Dalam penyidikan, polisi telah menyita sejumlah barang bukti yang diduga berkaitan dengan aktivitas pembakaran. Barang bukti tersebut antara lain 35 korek api, botol dan jeriken berisi bahan bakar, 21 parang, dua kapak, cangkul, dua chainsaw, sampel tanah terbakar, bibit sawit, serta batang kayu bekas terbakar.
Telusuri kemungkinan keterlibatan pihak lain
Irhamni menegaskan, penetapan tersangka tidak hanya didasarkan pada pengakuan. Penyidik mengandalkan sejumlah alat bukti, seperti hasil olah TKP, keterangan saksi, petunjuk, barang bukti, serta penelusuran transaksi keuangan.
Karena itu, Bareskrim tidak hanya mendalami pelaku yang berada di lapangan.

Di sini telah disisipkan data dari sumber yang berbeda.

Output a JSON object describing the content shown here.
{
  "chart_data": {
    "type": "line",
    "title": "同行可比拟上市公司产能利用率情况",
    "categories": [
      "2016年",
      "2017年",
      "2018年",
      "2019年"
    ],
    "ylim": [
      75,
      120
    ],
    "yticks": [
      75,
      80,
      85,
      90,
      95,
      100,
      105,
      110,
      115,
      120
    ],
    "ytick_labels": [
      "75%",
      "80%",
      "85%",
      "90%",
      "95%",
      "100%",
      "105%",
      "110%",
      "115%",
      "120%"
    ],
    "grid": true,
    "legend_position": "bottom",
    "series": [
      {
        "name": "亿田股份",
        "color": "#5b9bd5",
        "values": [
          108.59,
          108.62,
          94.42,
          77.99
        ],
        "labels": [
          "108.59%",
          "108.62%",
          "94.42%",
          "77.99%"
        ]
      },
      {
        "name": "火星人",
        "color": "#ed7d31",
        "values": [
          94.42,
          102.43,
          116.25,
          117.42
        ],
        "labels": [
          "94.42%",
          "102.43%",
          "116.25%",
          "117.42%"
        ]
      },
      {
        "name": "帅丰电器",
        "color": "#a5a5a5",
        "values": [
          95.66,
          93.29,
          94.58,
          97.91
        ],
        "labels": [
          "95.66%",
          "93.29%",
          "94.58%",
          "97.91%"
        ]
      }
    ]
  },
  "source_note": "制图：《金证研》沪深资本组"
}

Penyidik juga menelusuri kemungkinan adanya pihak yang menyuruh, mendanai, atau memperoleh keuntungan dari aktivitas pembakaran.
Aliran transaksi keuangan turut ditelusuri untuk mengetahui apakah pembakaran dilakukan untuk kepentingan pribadi atau terdapat pihak lain yang terlibat, termasuk kemungkinan keterlibatan korporasi.
“Baik korporasi ataupun individu akan kami lakukan pengejaran dan lakukan penegakan hukum secara tegas,” kata Irhamni.
Ia mengatakan, penegakan hukum dilakukan untuk memberikan efek jera sekaligus mencegah pembakaran hutan dan lahan berulang selama musim kemarau.
Polri, lanjut dia, akan terus mengembangkan perkara berdasarkan alat bukti. Penindakan tidak hanya ditujukan kepada pelaku pembakaran di lapangan, tetapi juga pihak yang menyuruh melakukan ataupun memperoleh keuntungan dari pembakaran tersebut.
“Kami akan terus mengejar semua pelaku atau orang yang menyuruh melakukan dan semua pihak yang memperoleh keuntungan atas kejahatan pembakaran hutan dan lahan tersebut,” ujarnya.
Para tersangka dijerat dengan sejumlah ketentuan pidana, antara lain Undang-Undang Kehutanan, Undang-Undang Perkebunan, Undang-Undang Perlindungan dan Pengelolaan Lingkungan Hidup, serta ketentuan dalam Kitab Undang-Undang Hukum Pidana.